The First Step Act: Bipartisan Sentencing Reform Long Overdue
When you see Senate Republicans and Democrats embracing and congratulating one another, you know the magic of the season has decked the halls of Congress. A Christmas miracle? This might be an overstatement. However, yesterday, the Senate in bipartisan manner overwhelmingly passed a sweeping overhaul of the criminal justice system.
The First Step Act, passed 87 to 12, makes several major revisions to sentencing laws. It reduces the “three strikes” penalty for drug felonies from life behind bars to 25 years and retroactively limits the disparity in sentencing guidelines between crack cocaine and powder cocaine offenses. In addition, the bill addresses mandatory-minimum sentences, primarily for drug offenses, and allows federal judges to “depart” downward and exercise more discretion in sentencing.
As a federal criminal defense lawyer, I have seen all too often the harsh realities of mandatory minimum sentences. This bill is a long overdue effort to address the problem at the federal level.

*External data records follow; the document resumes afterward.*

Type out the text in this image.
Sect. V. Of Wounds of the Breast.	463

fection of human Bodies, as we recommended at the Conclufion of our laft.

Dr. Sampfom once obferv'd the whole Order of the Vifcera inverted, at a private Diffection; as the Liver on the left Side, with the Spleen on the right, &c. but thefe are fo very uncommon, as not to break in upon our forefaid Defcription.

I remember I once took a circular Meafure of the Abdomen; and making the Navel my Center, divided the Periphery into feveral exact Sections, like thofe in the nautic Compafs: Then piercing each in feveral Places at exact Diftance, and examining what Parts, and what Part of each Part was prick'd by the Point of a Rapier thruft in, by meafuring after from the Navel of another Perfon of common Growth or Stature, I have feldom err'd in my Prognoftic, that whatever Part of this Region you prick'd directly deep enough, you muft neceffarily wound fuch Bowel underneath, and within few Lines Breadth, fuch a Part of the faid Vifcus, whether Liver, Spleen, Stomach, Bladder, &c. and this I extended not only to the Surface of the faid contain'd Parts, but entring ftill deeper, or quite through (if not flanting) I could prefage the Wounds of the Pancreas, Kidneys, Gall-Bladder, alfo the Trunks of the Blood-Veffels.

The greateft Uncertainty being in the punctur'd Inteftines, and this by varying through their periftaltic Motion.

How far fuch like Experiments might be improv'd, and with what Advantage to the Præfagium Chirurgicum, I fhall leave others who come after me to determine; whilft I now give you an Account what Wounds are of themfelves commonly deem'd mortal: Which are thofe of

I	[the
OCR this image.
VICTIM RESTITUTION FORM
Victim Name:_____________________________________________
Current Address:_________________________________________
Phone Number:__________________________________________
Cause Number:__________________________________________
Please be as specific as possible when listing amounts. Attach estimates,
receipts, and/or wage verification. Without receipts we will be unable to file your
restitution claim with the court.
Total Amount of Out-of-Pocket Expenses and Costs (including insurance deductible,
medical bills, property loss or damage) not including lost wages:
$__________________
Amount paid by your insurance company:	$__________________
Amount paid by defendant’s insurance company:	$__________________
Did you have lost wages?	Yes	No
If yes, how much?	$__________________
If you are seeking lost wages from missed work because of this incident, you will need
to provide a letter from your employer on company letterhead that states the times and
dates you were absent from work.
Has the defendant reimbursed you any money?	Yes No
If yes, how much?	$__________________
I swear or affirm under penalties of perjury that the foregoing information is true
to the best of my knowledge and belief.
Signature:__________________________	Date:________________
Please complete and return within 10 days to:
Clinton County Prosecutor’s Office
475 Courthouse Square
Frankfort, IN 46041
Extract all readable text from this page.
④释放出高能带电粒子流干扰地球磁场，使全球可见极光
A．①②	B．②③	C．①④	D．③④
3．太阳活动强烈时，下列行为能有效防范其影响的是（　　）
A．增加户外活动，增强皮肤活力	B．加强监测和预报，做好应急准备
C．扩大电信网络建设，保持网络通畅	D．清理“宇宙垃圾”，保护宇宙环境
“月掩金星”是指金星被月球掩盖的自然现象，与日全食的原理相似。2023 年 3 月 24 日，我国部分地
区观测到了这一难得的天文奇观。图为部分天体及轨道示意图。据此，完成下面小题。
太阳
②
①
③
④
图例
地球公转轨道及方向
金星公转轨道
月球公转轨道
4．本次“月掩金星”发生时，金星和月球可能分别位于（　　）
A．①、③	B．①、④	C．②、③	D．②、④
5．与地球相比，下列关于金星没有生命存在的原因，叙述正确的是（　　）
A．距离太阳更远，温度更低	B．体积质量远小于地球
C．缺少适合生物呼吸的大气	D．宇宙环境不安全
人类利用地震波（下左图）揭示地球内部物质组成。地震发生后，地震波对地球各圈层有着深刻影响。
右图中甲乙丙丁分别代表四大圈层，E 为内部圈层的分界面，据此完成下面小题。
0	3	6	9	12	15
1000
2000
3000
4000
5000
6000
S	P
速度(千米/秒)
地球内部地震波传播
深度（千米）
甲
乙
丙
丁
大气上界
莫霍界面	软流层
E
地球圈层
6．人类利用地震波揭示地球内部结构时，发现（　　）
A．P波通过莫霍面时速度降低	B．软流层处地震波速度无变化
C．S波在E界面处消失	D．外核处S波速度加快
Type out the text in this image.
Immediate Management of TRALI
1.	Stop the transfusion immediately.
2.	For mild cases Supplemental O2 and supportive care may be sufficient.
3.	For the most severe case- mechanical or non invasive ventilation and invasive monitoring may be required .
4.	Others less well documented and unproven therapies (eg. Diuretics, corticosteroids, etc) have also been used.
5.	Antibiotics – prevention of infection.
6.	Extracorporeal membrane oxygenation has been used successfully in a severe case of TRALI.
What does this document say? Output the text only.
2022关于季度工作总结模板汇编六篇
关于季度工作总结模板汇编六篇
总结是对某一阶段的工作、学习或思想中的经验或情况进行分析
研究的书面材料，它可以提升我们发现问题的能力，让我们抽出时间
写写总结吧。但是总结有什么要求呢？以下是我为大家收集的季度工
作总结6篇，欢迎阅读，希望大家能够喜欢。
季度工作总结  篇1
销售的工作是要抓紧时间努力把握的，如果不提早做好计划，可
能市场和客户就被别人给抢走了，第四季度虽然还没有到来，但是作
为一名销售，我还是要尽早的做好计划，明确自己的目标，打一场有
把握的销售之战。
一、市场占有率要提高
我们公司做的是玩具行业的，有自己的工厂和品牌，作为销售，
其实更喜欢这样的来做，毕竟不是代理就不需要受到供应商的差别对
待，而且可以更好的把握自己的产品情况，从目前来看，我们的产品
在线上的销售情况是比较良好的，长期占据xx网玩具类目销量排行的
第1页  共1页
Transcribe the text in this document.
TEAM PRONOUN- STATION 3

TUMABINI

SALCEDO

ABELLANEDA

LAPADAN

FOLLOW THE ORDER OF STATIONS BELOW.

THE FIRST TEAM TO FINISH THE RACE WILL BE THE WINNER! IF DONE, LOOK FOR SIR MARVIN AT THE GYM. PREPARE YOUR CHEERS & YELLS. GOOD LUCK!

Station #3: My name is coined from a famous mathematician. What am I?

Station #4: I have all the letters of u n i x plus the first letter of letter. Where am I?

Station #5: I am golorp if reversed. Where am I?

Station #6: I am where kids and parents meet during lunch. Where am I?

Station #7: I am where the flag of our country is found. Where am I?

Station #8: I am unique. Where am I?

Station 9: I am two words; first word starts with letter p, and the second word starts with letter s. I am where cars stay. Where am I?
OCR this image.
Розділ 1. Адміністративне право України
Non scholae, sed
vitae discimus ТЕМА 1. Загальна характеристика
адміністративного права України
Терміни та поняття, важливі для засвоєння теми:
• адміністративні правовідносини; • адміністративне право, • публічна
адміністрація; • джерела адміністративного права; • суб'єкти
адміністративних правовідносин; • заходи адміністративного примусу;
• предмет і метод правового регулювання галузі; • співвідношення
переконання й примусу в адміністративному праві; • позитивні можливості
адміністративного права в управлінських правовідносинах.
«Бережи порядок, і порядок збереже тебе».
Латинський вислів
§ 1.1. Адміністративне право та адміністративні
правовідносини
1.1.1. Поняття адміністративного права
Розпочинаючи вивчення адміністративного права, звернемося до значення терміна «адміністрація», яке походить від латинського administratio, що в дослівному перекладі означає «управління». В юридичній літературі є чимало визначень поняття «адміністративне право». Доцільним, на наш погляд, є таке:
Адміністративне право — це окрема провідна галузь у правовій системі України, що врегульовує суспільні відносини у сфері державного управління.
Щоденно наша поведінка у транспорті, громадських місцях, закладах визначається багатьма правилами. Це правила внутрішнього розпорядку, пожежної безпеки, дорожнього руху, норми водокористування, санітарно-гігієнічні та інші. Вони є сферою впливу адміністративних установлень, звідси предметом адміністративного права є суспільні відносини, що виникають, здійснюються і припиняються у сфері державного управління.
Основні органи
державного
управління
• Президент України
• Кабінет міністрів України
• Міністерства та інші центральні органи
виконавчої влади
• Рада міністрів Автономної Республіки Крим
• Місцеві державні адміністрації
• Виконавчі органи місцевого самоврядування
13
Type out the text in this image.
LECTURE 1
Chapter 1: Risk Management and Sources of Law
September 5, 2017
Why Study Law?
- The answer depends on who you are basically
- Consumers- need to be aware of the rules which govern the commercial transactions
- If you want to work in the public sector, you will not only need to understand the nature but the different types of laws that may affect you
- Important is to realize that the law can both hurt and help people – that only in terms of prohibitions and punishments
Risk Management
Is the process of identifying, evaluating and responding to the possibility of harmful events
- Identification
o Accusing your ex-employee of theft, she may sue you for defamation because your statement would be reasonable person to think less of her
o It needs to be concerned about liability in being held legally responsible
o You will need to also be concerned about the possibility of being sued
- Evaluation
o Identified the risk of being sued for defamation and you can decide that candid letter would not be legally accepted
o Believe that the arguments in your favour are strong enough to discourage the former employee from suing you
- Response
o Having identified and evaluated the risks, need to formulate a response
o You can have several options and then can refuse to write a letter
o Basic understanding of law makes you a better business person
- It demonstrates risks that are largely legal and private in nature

For example, a charge of possession with intent to distribute more than five kilograms of cocaine powder requires the court to impose a sentence of at least 10 years in prison. This type of sentence is particularly harsh on a drug courier (mule) who has no criminal record and agrees to participate in a drug conspiracy in a limited, spur of the moment manner. Before the First Step Act, a federal judge could not sentence this person to under 10 years in prison unless there is a cooperation agreement with the government. Often times, a drug courier may not know enough to cooperate and has to face the harsh sentence. The First Step Act now allows the judge to impose a sentence of less than 10 years, i.e. below what is the statutory mandatory minimum, provided certain circumstances exist that mitigate the person’s role in the offense (such as lack of record, work history, health, education, family and more).
To be clear, the First Step Act affects only the federal system- which, with about 181,000 imprisoned people, holds a small but significant fraction of a U.S. jail and prison population of 2.1 million. In addition, the bill applies mainly to non-violent offenders and is clearly aimed at reducing the human and financial cost of mass incarceration.
The First Step Act does not address all problems with federal sentencing, but it is an excellent bipartisan effort to reduce mass incarceration and give people second chances.